Alberta Health Services contact tracers, self-described disease detectives
Prior to COVID-19, contact tracers such as Angela Jacobs, associate manager of notifiable disease for AHS, investigated viruses like measles or whooping cough. While a global pandemic was always possible, no one anticipated having to deal with one.
The importance of contact tracing, which can be as simple as a couple of phone calls, or complex enough to require an entire team of investigators, has increased along with the number of tests conducted. Alberta has one of the highest testing rates in the country, and has been adding to their contact tracing team since April, in order to keep pace. By the end of September, the province will have more than 1,000 active tracers.
“What we’re doing is solving a mystery,” Jacobs told Fort McMurray Today. “(We’re) hunting down clues. We actually call ourselves disease detectives.”
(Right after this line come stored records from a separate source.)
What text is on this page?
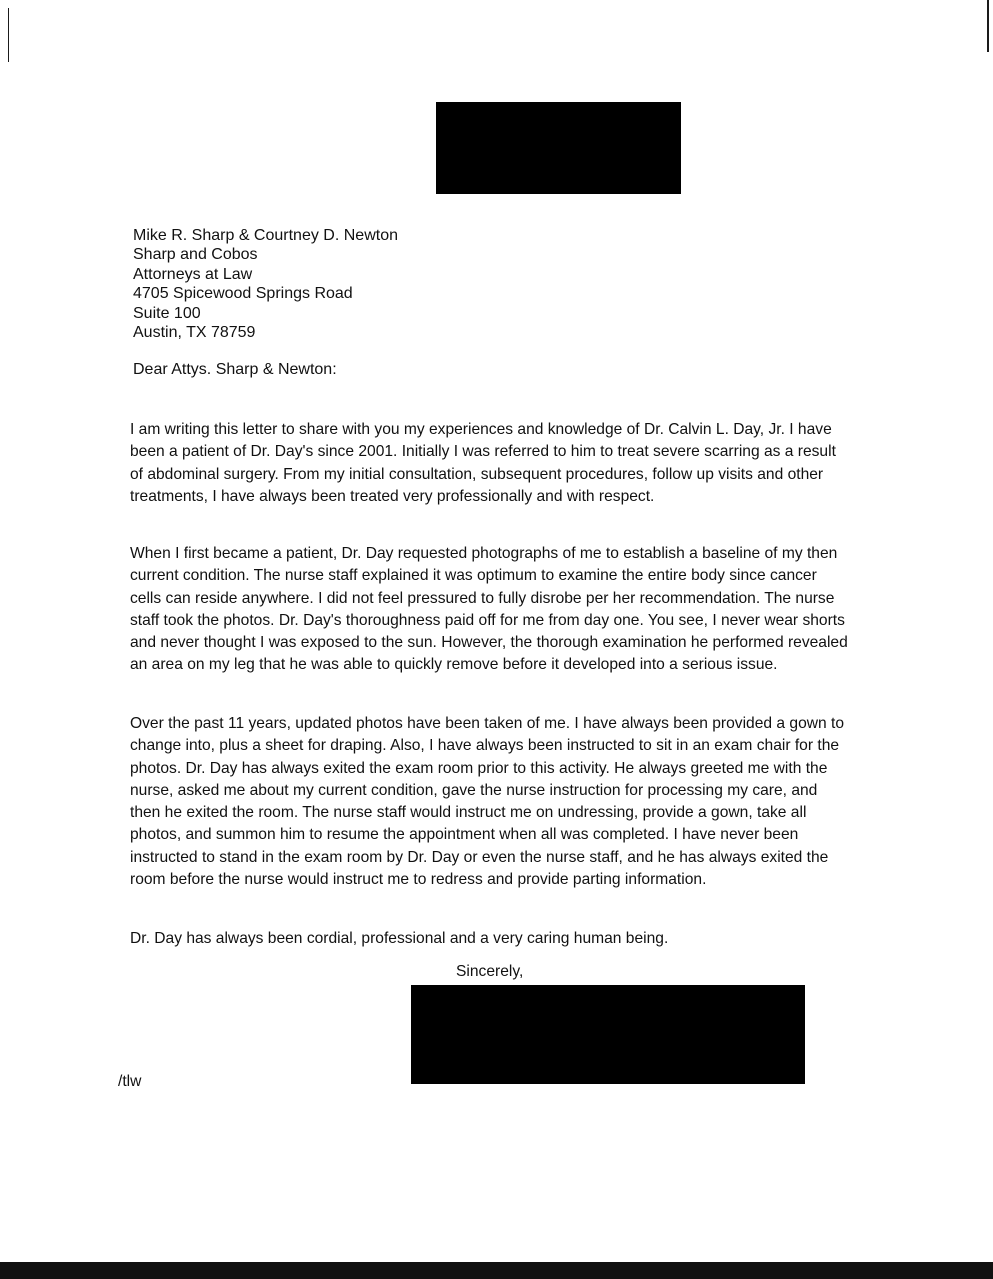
Mike R. Sharp & Courtney D. Newton
Sharp and Cobos
Attorneys at Law
4705 Spicewood Springs Road
Suite 100
Austin, TX 78759
Dear Attys. Sharp & Newton:

I am writing this letter to share with you my experiences and knowledge of Dr. Calvin L. Day, Jr. I have been a patient of Dr. Day's since 2001. Initially I was referred to him to treat severe scarring as a result of abdominal surgery. From my initial consultation, subsequent procedures, follow up visits and other treatments, I have always been treated very professionally and with respect.

When I first became a patient, Dr. Day requested photographs of me to establish a baseline of my then current condition. The nurse staff explained it was optimum to examine the entire body since cancer cells can reside anywhere. I did not feel pressured to fully disrobe per her recommendation. The nurse staff took the photos. Dr. Day's thoroughness paid off for me from day one. You see, I never wear shorts and never thought I was exposed to the sun. However, the thorough examination he performed revealed an area on my leg that he was able to quickly remove before it developed into a serious issue.

Over the past 11 years, updated photos have been taken of me. I have always been provided a gown to change into, plus a sheet for draping. Also, I have always been instructed to sit in an exam chair for the photos. Dr. Day has always exited the exam room prior to this activity. He always greeted me with the nurse, asked me about my current condition, gave the nurse instruction for processing my care, and then he exited the room. The nurse staff would instruct me on undressing, provide a gown, take all photos, and summon him to resume the appointment when all was completed. I have never been instructed to stand in the exam room by Dr. Day or even the nurse staff, and he has always exited the room before the nurse would instruct me to redress and provide parting information.

Dr. Day has always been cordial, professional and a very caring human being.

Sincerely,
/tlw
Investigators are only one part of the tracing team, as it takes multiple team members anywhere from 24 to 48 hours to reach everyone involved in a single case. Handling outbreaks at large sites such as meat packing plants can be much more complex, as are cases that arise from social gatherings.
“It kind of goes out like a spider’s web. We call it our social webs,” Jacobs said. “Usually, it’s following threads, following trails and really relying on the public and the people we’re talking to. For the most part, Albertans have been really awesome working with us.”